Been bickering with some users, but then what else is new? It's a community full of people who don't understand software development and collaboration in general. Somebody once described FOSS as "egoware". I don't think that person had ever seen the Wikipedia.
Work
I don't think I can recommend the Cornell Theory Center enough. I learned today that in addition to the training for Microsoft partners at their Manhattan and Ithaca campuses (I would recommend against Ithaca, but if you go, stay at the Statler or get a car. Really.), they offer onsite training, special "concentrated" training for people considering Windows clustering, and consultations for sites which are having issues. Much of this is done without fees.
It has become clear to me that the more I start to accept this technology, more people will label me a shill and disregard what I say. You may have gathered from my previous posts that I really came into this with a healthy dose of skepticism. So, I would suggest to all of those people that I'm still the "Unix Guy" I was six months ago, only now I have a fuller understanding of Windows, and what it is capable of. The stuff that I've seen here at Cornell has been very cool. They're a bunch of driven, competent people, who seem to have a real interest in bringing HPC to a broader market (they use the term "your mother in law", but what they really mean is "we want Bioinformaticists to be Bioinformaticists, not Computer Scientists). If Microsoft can get behind the product and find a way to market it to the audience that will most readily accept it, they really and truly could start seeing a paradigm shift in HPC.

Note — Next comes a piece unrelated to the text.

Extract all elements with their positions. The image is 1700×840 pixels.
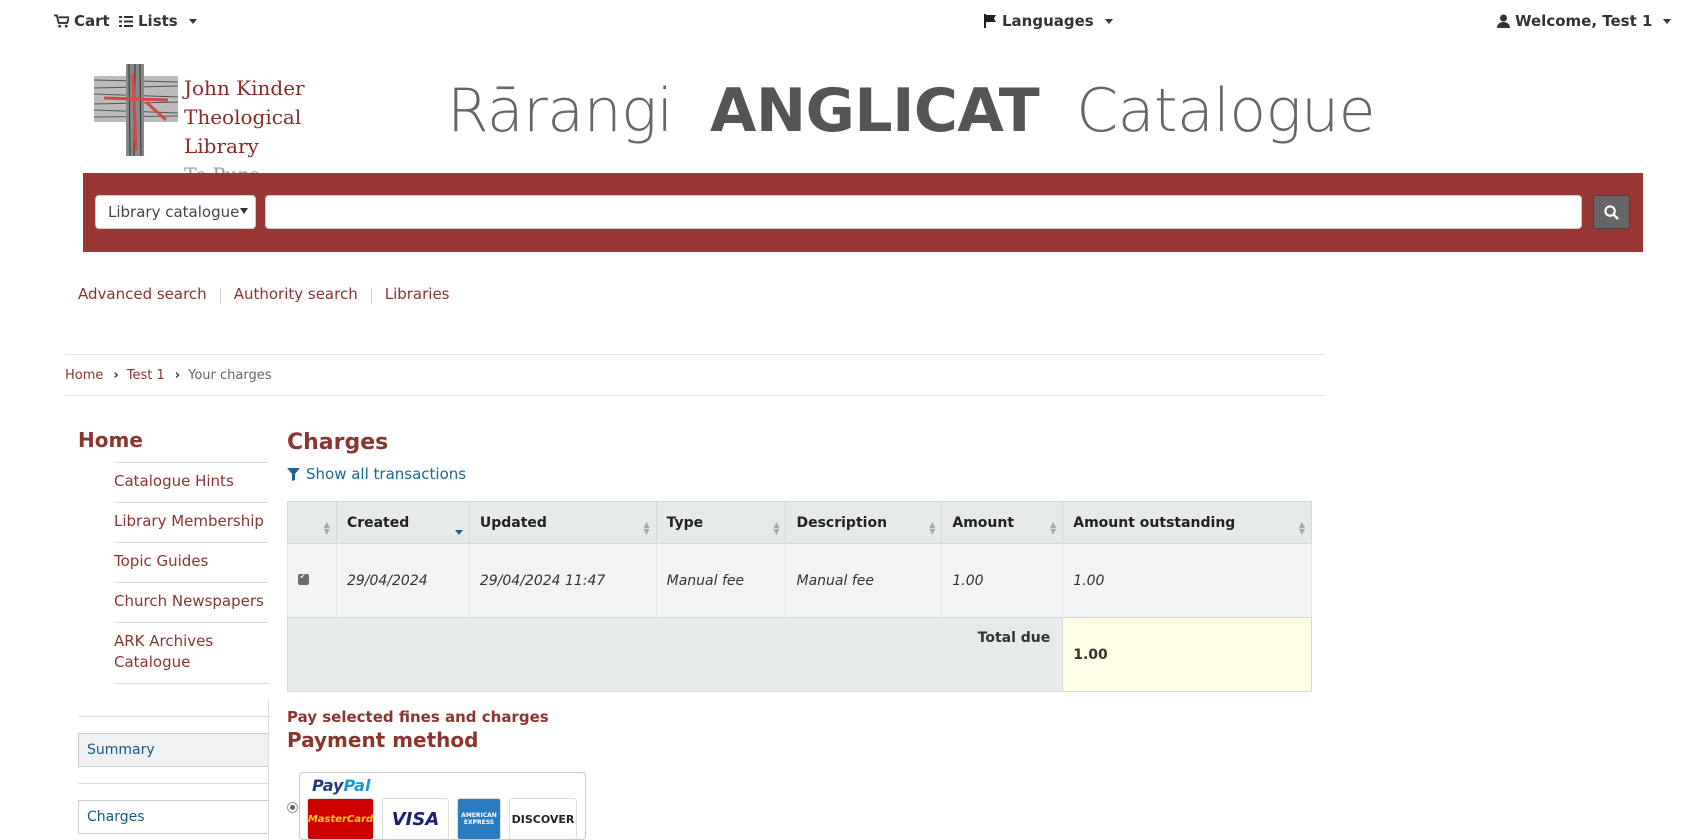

Which brings me to my next point. Besides some of the stuff that they've given us being kind of rough (I feel that honesty is really the best practice here, and they do too. Saying that the training has been polished and end-user-ready would not be true. There's a lot of good content, but you have to be able to extrapolate from what you're seeing.). Cornell is using a combination of products from Verari (their Cluster Controller and their MPI suite) in their clustering implementation. Neither of these are "open" solutions. I find myself wondering whether we can convince members of the HPC community (and not necessarily the "Unix" community, HPC is broader than just Unix) that they can do this with closed, proprietary systems. While Intel does offer an MPI library which is Free (as in Beer, you've got 30 days), Verari does not. Also, while MPI is a mostly agreed upon standard (which even has Perl bindings!), I don't necessarily trust that Intel's implementation will work with Verari's. I mostly think that the HPC community wants to see an open, accepted standard, which they can compile their own source from. I just don't see that here, and I'm frankly not sure that the HPC community will buy it. Cornell seems to think that the benefits of Windows based clusters (which I don't need to go into here) will be enough to entice customers/users to evaluate it. That's heartening, but as I've said before, We Shall See.
I'm personally sold. It is worth mentioning that Verari has a Mac OS X port of their MPI libraries, and MPI is not so hard to code (in C even!!). The hard part is really figuring out how you want to structure your application. Coding for a cluster means you need to decouple your application as much as you can, and that is sometimes hard. The alternative is spending gigabucks on things like Myrinet for your cluster interconnects, and you're still paying a tres cher price for that luxury. Talking across the bus, even on anemic Intel procs, is going to be orders of magnitude faster than talking across even 10GE.
Life
Even when I'm not "Working For Microsoft," I still have to deal with other peoples' impression of me. It occurred to me at dinner this evening, as I was drinking a Murphy's Stout (gack, there was no Guinness at the pub in Ithaca), "does this beer mean anything in the context of my being a Microsoft employee?" All of the people I've met have been very gracious and nobody's given me the kind of shit I or one of my colleagues would have given a Microsoft employee six months ago. However, when I and one of my coworkers couldn't get a particular thing working in one of the labs, it wasn't "Alex and Steve can't fix XYZ problem," it was always "The Microsoft Guys...". It's been hard adapting to the role of somebody who always has to be on their best behavior.
Sungo used to talk about how AOL would never put us in cubes, or would realize the folly of their ways if they did, as management would hear the shrieking "cocks, ass, fuck, shit", etc, coming out of the cubes and wafting through the hallway. Sungo is of course a little more ... boisterous than the rest of us, but I don't think it's too far off. Even when I'm not "representing the company," I find that people are measuring me against some yardstick that includes Microsoft. Looking across the dinner table at me, they're not thinking, "Alex from class today," they're thinking "that guy from Microsoft [what's his name?] who came to our class to spy on us today." It kind of makes me sad, but at the same time, I'm glad I've had the experience. It just might break me of my habit of (first uttering, then) yelling "fuck!" when something breaks.
That having been said, it's been very flattering, too. Most of the people I have talked to, when engaged semiprivately, have said that they have a relatively high opinion of Microsoft people, and most of the "rough housing" we get is just because we can take it. I suppose that's both flattering to me, and testimony to how skilled the company is in general. I'm frankly glad to be a part of a force regarded that way. We can take the insults because goddammit, we're good enough to.